De Vereenigde Oostindische Compagnie (VOC) heeft gedurende de zeventiende eeuw op het grondgebied van het huidige Myanmar meerdere handelsposten gehad.
Koninkrijk Birma
In het toenmalige koninkrijk Birma bezat de VOC vier handelsposten:
- Syriam, nu Than Hlyin geheten (1634-1679) Deze plaats was net als Martaban gemakkelijk te bevaren, in tegenstelling tot andere comptoiren in Ava en Pegu, die landinwaarts lagen. In Syriam had de VOC zijn hoofdkantoor in het koninkrijk Birma. In 1651 werd hier een brandveilig pakhuis neergezet, evenals in 1655.

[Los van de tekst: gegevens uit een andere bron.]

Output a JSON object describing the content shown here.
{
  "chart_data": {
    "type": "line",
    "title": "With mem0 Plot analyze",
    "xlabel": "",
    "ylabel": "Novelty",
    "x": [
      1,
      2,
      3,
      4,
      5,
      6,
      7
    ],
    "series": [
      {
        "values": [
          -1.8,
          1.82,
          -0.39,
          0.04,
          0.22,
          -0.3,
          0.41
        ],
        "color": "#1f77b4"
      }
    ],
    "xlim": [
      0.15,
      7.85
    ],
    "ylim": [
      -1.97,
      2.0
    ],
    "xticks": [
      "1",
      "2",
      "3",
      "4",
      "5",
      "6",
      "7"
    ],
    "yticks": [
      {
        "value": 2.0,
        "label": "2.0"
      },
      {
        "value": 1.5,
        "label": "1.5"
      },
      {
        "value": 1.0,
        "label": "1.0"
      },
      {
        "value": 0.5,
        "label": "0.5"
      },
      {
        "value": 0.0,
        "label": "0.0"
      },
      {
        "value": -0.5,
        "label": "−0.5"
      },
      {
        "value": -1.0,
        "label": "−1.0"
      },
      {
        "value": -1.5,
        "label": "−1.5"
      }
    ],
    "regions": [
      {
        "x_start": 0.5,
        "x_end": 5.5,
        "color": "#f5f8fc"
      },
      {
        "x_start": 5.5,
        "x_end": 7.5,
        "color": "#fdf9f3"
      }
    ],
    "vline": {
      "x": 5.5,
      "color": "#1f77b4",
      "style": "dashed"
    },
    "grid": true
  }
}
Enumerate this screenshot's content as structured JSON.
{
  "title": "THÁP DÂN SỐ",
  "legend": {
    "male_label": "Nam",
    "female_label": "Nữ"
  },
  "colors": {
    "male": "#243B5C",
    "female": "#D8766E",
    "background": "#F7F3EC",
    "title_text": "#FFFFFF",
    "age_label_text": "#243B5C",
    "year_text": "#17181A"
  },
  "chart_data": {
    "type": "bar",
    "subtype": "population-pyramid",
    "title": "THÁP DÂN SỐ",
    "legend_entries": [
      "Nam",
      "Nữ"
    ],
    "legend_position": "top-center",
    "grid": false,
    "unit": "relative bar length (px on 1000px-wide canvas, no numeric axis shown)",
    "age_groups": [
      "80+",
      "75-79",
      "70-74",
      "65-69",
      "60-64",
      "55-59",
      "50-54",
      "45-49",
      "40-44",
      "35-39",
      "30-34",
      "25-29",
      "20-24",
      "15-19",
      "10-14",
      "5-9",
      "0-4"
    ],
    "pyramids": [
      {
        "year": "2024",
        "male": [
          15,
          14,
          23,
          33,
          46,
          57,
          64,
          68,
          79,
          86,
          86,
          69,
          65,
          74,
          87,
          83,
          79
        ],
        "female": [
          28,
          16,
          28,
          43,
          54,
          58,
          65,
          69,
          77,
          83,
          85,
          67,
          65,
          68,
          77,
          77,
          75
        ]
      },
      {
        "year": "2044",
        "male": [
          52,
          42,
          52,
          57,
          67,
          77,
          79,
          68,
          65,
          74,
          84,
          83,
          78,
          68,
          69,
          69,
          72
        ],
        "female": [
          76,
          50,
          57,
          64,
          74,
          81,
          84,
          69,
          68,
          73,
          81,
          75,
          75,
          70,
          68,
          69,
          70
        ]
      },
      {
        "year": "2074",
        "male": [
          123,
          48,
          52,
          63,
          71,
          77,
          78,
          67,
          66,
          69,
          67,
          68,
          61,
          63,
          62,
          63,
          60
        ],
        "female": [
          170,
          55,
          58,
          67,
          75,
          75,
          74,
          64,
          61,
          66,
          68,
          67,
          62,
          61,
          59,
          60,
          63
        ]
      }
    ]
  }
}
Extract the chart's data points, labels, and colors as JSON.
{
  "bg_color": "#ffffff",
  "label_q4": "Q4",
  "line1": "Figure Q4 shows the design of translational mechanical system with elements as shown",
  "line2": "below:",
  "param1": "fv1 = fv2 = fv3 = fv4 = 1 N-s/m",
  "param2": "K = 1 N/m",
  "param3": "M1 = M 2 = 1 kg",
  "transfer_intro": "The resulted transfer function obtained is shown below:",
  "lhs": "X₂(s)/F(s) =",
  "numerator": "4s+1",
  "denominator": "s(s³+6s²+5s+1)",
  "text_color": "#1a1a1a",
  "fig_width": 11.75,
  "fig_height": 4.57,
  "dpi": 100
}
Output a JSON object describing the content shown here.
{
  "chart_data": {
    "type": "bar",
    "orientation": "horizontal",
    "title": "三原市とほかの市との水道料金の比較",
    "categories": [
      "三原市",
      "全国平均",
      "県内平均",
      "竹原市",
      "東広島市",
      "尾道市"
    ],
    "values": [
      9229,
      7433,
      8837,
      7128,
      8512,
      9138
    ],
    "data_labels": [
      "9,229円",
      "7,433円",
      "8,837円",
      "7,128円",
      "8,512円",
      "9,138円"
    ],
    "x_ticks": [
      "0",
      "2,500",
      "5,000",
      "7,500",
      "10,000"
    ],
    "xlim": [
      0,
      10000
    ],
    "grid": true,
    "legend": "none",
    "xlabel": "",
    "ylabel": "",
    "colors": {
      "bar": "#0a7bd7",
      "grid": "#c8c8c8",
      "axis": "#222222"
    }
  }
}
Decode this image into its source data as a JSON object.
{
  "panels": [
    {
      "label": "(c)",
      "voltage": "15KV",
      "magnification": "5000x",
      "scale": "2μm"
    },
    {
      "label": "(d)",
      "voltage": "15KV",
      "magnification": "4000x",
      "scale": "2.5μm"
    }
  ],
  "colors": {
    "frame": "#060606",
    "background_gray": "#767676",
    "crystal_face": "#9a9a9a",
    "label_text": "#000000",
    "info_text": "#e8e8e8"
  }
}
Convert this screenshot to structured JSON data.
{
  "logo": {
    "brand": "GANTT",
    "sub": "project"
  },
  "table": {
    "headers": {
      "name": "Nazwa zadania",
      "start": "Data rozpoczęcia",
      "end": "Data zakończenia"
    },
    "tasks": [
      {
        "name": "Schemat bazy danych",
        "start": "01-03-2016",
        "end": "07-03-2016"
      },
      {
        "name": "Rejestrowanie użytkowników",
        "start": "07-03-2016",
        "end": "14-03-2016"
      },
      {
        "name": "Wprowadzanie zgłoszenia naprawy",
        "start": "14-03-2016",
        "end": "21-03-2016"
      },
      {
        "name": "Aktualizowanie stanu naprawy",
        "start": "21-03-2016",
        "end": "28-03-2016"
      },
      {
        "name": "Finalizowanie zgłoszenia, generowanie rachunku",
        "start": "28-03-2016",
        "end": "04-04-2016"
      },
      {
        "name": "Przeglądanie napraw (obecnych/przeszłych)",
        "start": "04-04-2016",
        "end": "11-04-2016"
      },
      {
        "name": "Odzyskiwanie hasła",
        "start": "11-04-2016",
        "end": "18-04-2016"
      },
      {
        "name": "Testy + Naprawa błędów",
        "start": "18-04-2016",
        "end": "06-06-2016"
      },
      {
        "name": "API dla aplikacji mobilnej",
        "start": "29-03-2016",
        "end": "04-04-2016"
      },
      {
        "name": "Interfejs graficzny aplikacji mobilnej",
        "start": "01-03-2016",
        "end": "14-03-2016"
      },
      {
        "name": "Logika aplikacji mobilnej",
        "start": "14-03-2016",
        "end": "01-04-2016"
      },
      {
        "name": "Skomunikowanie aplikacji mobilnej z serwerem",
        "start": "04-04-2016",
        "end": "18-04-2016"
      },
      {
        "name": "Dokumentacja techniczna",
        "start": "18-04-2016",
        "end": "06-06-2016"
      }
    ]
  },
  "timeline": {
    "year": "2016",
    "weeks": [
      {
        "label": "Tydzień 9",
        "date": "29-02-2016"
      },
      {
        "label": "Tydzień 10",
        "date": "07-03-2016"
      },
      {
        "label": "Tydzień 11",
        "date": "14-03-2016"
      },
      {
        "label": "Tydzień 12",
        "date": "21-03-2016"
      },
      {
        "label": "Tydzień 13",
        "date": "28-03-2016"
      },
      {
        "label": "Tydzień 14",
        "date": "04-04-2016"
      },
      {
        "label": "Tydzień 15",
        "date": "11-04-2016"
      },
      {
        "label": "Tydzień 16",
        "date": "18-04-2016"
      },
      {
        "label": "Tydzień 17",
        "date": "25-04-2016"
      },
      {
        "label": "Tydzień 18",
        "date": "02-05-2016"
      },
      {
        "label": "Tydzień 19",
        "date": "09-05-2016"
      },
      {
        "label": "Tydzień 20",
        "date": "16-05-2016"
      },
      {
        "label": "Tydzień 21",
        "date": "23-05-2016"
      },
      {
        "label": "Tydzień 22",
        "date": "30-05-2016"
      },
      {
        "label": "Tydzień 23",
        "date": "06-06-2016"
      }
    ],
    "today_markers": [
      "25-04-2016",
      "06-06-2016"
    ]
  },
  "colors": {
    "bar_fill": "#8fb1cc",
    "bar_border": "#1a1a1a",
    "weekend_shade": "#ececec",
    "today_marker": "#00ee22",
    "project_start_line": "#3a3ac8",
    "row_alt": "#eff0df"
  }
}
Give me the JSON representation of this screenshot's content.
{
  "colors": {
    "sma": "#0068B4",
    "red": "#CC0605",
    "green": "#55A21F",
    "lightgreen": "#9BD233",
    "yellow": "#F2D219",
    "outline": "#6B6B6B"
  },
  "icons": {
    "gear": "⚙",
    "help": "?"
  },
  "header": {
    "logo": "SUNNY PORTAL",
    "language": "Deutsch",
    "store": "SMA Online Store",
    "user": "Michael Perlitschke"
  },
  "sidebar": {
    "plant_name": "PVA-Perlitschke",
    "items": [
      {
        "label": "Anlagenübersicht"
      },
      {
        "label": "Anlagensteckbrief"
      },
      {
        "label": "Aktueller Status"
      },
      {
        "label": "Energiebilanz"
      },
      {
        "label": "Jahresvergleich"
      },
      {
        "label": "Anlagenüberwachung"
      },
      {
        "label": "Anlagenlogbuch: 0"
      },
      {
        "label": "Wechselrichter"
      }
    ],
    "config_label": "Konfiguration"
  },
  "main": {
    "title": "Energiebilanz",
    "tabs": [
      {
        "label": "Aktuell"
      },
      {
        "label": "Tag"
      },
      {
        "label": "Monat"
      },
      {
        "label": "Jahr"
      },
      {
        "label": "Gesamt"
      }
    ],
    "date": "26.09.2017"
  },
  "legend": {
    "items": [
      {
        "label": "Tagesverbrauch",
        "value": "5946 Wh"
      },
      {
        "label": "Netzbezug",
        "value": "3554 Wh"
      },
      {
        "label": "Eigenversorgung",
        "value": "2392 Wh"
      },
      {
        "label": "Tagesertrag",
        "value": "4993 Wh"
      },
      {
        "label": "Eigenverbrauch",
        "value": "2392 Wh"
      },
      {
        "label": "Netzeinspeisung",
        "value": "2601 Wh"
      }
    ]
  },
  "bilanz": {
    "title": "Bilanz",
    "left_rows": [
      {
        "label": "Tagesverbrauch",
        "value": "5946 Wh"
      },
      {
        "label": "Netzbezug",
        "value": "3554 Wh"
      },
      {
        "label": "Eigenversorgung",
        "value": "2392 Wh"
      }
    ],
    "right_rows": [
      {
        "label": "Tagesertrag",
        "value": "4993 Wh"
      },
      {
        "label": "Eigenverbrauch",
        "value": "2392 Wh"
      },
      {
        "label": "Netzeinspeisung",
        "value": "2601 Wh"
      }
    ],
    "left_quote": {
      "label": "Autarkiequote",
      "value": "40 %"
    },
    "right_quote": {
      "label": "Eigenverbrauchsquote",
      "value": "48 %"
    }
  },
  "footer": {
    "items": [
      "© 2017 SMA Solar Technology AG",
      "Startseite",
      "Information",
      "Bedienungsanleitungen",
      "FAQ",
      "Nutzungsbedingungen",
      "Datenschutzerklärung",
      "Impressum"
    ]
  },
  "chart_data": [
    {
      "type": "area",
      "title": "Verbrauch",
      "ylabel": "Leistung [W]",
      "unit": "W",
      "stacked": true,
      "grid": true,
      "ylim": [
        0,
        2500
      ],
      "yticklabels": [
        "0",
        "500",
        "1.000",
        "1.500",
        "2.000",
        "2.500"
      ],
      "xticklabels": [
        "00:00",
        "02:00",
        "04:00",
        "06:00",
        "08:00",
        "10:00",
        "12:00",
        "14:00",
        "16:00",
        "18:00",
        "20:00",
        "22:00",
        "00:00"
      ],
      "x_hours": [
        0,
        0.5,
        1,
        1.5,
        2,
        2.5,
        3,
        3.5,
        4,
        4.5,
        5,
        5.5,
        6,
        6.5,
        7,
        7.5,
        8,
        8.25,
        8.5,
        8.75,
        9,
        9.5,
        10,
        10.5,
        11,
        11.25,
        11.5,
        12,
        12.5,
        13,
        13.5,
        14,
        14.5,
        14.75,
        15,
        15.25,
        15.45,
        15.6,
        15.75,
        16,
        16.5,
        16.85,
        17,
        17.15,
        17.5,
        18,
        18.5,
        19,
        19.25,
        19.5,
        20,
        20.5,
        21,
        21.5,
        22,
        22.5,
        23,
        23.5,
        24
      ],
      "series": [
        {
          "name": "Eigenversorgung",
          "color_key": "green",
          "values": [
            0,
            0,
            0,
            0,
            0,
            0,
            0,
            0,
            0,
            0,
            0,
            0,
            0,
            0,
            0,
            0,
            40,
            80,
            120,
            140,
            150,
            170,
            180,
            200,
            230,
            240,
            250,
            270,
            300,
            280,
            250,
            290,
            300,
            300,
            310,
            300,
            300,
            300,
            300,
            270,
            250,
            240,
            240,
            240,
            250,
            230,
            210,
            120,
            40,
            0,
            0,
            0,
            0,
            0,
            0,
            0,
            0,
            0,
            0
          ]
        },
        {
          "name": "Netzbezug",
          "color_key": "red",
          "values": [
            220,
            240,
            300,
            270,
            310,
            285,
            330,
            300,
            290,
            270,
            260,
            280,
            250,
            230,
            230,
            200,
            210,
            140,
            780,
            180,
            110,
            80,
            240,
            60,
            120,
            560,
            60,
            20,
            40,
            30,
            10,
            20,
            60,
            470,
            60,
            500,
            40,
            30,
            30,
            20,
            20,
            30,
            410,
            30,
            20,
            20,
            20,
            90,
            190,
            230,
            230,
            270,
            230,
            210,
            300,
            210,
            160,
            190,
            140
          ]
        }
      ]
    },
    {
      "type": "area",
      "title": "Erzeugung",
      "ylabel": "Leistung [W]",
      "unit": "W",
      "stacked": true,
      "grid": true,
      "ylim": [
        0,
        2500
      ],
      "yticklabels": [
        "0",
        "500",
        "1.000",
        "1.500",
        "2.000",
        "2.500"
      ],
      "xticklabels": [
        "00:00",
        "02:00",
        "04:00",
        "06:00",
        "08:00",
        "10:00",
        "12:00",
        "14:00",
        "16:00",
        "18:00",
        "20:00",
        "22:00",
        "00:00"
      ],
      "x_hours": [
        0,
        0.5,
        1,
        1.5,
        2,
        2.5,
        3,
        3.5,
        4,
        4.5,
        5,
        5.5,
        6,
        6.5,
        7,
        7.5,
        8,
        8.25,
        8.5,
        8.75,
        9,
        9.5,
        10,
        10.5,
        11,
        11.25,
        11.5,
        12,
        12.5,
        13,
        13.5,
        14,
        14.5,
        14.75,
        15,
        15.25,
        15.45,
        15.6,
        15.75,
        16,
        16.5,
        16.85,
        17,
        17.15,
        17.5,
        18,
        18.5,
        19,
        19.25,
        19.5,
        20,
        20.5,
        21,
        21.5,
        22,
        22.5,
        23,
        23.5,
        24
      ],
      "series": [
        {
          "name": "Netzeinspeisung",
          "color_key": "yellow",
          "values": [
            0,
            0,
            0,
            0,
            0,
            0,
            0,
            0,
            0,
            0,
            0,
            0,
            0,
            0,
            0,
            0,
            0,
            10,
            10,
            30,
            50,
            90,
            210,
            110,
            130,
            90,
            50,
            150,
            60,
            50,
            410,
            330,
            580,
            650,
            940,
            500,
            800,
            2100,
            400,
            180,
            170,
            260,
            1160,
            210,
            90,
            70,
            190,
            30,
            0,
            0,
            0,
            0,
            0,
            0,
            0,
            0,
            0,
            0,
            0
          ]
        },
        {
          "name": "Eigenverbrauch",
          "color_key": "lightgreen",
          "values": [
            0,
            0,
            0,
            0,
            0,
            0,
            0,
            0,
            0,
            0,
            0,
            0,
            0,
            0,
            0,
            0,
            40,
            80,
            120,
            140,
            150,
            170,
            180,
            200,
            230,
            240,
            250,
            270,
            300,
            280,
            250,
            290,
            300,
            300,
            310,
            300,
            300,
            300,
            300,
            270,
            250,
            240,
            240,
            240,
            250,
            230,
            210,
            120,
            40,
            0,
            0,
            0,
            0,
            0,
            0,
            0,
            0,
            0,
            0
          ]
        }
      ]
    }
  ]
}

- Ava (1634-1679), hier bevond zich een filiaal van Syriam.
- Pegu, nu Bago geheten (1634-?) Er werd vooral vanuit de Coromandelkust naar deze post gevaren. De post was in ieder geval in 1677 nog in bedrijf en in 1679 sowieso dicht.
- Prome, (1634-1655) een belangrijke plaats aan de Irrawaddy en van belang voor de handel van hout, met name teak. De post werd gesloten omdat de winsten te laag waren.
Vanuit Noord-Birma werd er gehandeld in onder meer Chinese koperen munten, goud, lak, rode en gele koper en zijde. Al deze producten kwamen uit China. Birmese producten waren onder meer zilver, goud, saffieren, robijnen, lak, slagtanden van olifanten, aardolie, lange pepers, lakwaren en cachou. Vanuit het zuiden werd door de VOC voornamelijk geëxporteerd in onder andere bijenwas, honing, tin, ivoor, hout, kardemom en Martabankruiken; in het begin ook herten-, waterbuffel- en tijgervellen.[1] De slagtanden van de olifanten kwamen uitsluitend van dode olifanten. Het was de VOC niet toegestaan om vanuit Birma rechtstreeks handel te drijven met China.
In 1673 werd er niet met Birma gehandeld, vanwege frictie met de Britten aan de Coromandelkust. Het jaar erop gingen er evenmin schepen naar Birma, omdat die niet beschikbaar waren.[2]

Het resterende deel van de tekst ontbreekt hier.